From the perspective of Postcolonial Studies, an epistemic decolonisation would be one channel to engage in recognizing and negotiating ecologies of knowledge. From the perspective of studying “living together” on a global level, a channel would be to learn about what connects people with each other, what concerns them and what makes them feel at home in all sorts of places and spaces. This is, for sure, a behavioural dimension of living together. But it serves to understand local and alternative knowledge ecologies, epistemologies and rationalities by starting from people’s lived reality. If Area Studies were to open up to the plurality of knowledge ecologies around the world, living together might become a topos that can be assessed by more than one rationality. Living together is then maybe not primarily a matter of global political importance, but one that has global conditions for it to occur as something that resonates with the moral and ethical orientations of actors that are meant to be the empirical subject of reference – and, last but not least, resonates with their knowledges.

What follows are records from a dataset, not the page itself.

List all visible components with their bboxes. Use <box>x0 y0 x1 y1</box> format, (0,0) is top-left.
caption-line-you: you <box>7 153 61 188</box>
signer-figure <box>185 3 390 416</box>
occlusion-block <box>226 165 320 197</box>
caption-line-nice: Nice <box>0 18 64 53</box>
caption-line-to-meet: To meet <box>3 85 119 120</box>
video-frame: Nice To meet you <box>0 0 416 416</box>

Bhambra, Gurminder K., ‘Undoing the Epistemic Disavowal of the Haitian Revolution: A Contribution to Global Social Thought’, Journal of Intercultural Studies 37(2016)1: 1-16.

Castro-Gómez, Santiago, ‘The Missing Chapter of Empire. Postmodern reorganization of coloniality and post-Fordist capitalism’, Cultural Studies 21(2007)2-3: 428-48.

De Sousa Santos, Boaventura, Epistemologies of the South: Justice against Epistemicide, London and New York: Routledge, 2016

Maitrayee Chaudhuri:

This is a very fruitful entry point. But I was wondering whether you plan to bring in examples of how this can get complicated with empirical examples.

And are you planning to bring in the matter of digital resources as sites for alternative knowledge ecologies and alternative solidarities/cohesion?